Vedat REFAYELİ
Öncelikle belki mevzudan haberdar olmayanlar vardır diye hatırlatmakta yarar görüyorum. TRT Türk Halk Müziği sanatçısı Nurullah Akçayır’ın Erzurum’da çekilen Yare Söyle proğramında bir türkü sözü değiştirilerek söylendi. Söyleyen de proğrama konuk edilen Erzurum’da ki bir fasıl heyetinin korosu. Hareketli bir türkü olan Hele Dadaş Hoş musan türküsünün son bölümünde ayakların yan basir, yoksa sen serhoş musan sözleri var. Canlı olarak yayınlanan proğramda bu türkü söylenirken koro seyirciyi de şaşırtan ilginç bir şey yaptı, ayakların yan basir, yoksa sen serhoş musan sözleri yerine ayakların yan basir, yoksa sen oruç musan diye seslendirdi parçayı. Tam bir köprü altı cam cam, seni öpsün amcam durumu olmuş yani!
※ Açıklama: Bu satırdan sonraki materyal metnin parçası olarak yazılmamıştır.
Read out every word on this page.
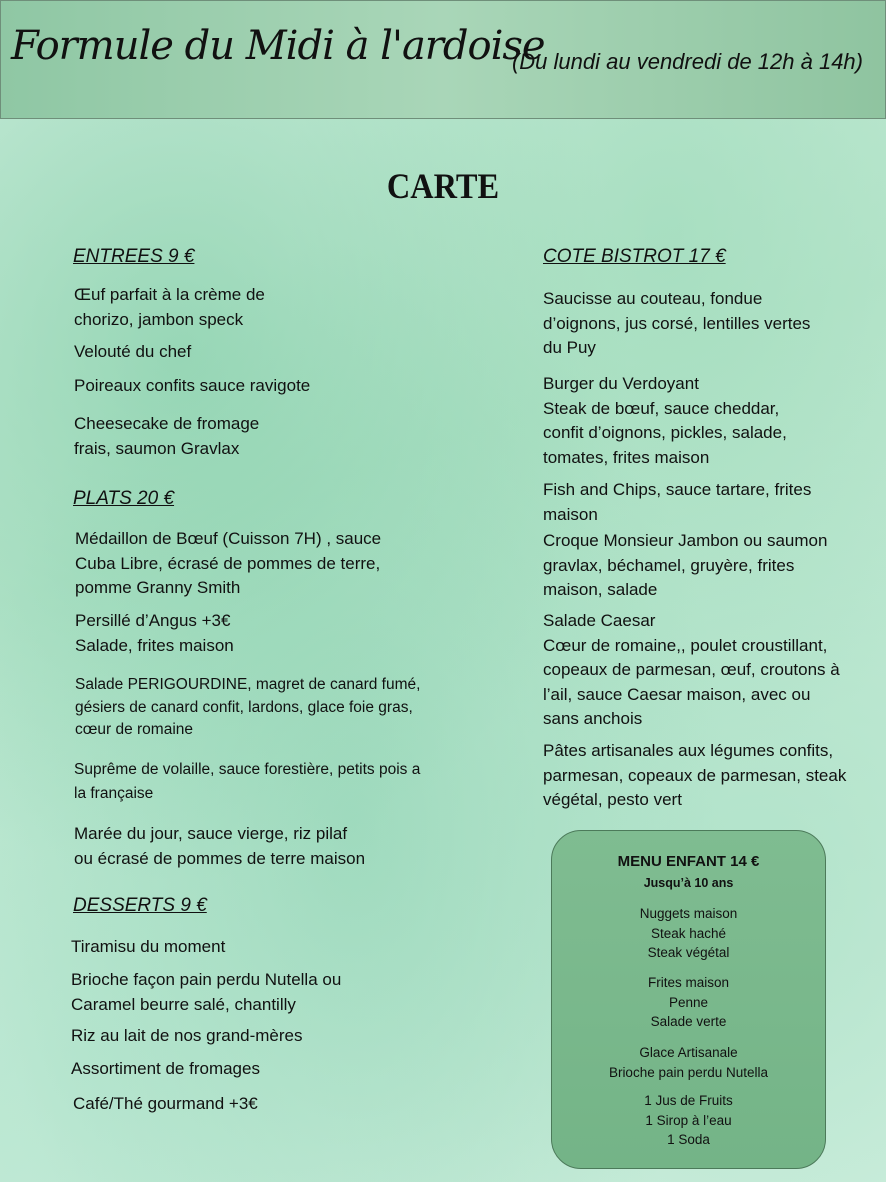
Formule du Midi à l'ardoise
(Du lundi au vendredi de 12h à 14h)
CARTE
ENTREES 9 €
Œuf parfait à la crème de
chorizo, jambon speck
Velouté du chef
Poireaux confits sauce ravigote
Cheesecake de fromage
frais, saumon Gravlax
PLATS 20 €
Médaillon de Bœuf (Cuisson 7H) , sauce
Cuba Libre, écrasé de pommes de terre,
pomme Granny Smith
Persillé d’Angus +3€
Salade, frites maison
Salade PERIGOURDINE, magret de canard fumé,
gésiers de canard confit, lardons, glace foie gras,
cœur de romaine
Suprême de volaille, sauce forestière, petits pois a
la française
Marée du jour, sauce vierge, riz pilaf
ou écrasé de pommes de terre maison
DESSERTS 9 €
Tiramisu du moment
Brioche façon pain perdu Nutella ou
Caramel beurre salé, chantilly
Riz au lait de nos grand-mères
Assortiment de fromages
Café/Thé gourmand +3€
COTE BISTROT 17 €
Saucisse au couteau, fondue
d’oignons, jus corsé, lentilles vertes
du Puy
Burger du Verdoyant
Steak de bœuf, sauce cheddar,
confit d’oignons, pickles, salade,
tomates, frites maison
Fish and Chips, sauce tartare, frites
maison
Croque Monsieur Jambon ou saumon
gravlax, béchamel, gruyère, frites
maison, salade
Salade Caesar
Cœur de romaine,, poulet croustillant,
copeaux de parmesan, œuf, croutons à
l’ail, sauce Caesar maison, avec ou
sans anchois
Pâtes artisanales aux légumes confits,
parmesan, copeaux de parmesan, steak
végétal, pesto vert
MENU ENFANT 14 €
Jusqu’à 10 ans
Nuggets maison
Steak haché
Steak végétal
Frites maison
Penne
Salade verte
Glace Artisanale
Brioche pain perdu Nutella
1 Jus de Fruits
1 Sirop à l’eau
1 Soda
Bunun üzerine de kıyamet koptu ve olay TRT’nin sansürüne kadar geldi. Bu gelişme üzerine CHP İzmir Milletvekili Tuncay Özkan, twitter hesabından olayı çarpıttı, gereksiz bir polemiğe vesile oldu. Canım çıka TRT! (Böyle bir hoyratlığı yapmaz, ondan diyorum) Bu sebeple de kasıtlı olarak bazı ulusal gazete ve televizyonların, gerçekten sanki TRT böyle bir ‘sansür’ uygulamış diye haksız bir karalaması ile karşı karşıya kalındı. ‘İşgüzarlık’ da diyebileceğimiz lüzumsuz bir söz değişimi bir anda ülkenin gündemi oldu adeta..
***
Kamuya malolmuş, hele de TRT repertuarlarına girmiş şarkı veya türkü sözlerinin değiştirilmesi hoş değil. Bu bir defa onu derleyene, yazana, besteleyene hakarettir bu . Baktım, Hürriyet’te Ahmet Hakan bile bu konuda bir şeyler söylemiş, yapılanı hata diye nitelemiş. Bu konuda düşüncelerini paylaşan Milli Eğitim eski İl Müdürü Fevzi Budak, türkü, deyim ve atasözleri gibi ‘folklorik halk verimlerinin kodlarıyla oynamanın’ ve ‘genetiklerini bozmanın’ doğru olmadığını belirtmiştir ki, yerden göğe kadar da haklıdır. Buna bir iş kazası diyelim. Böyle bir iş kazasının Erzurum’da, hele de Nurullah Akçayır gibi sevdiğimiz bir hemşehri sanatçımızın proğramında yaşanması talihsizlik olmuştur, bu iki kere ikinin dört olduğu kadar gerçektir. Neyse ki Allah’tan o hatadan dolayı fasıl heyetinin başkanı olan Yaşar Aytan özür dilemiş ve ‘’Bu hatanın hiçbir kişi ve kurumla alakası yoktur, bu hata tamamen şahsıma aittir’’ demiş, koroyu da kendisinin yönlendirdiğini söylemiş, hatasını kabul etmiş. Dün rastladım. Facebook hesabından özür dileyen Yaşar Aytan haklı olarak öküzün altında buzağı aranmamasını istemiş, meselenin kapanması gerektiğini belirtmiş, iyi de yapmış. Ne varki , aynı mahalli sanatçı açıklamasında yine bir yanlışa düşmüş, yapılan o yanlışlığa ‘mini hata’ demiş. Mini filan değil, bu basbayağı fahiş bir hata! Bu tür hataların bir daha tekrarlanmaması dileğiyle, hem o kardeşimize ve hem de Nurullah Akçayır ve fasıl heyetimize geçmiş olsun diyorum.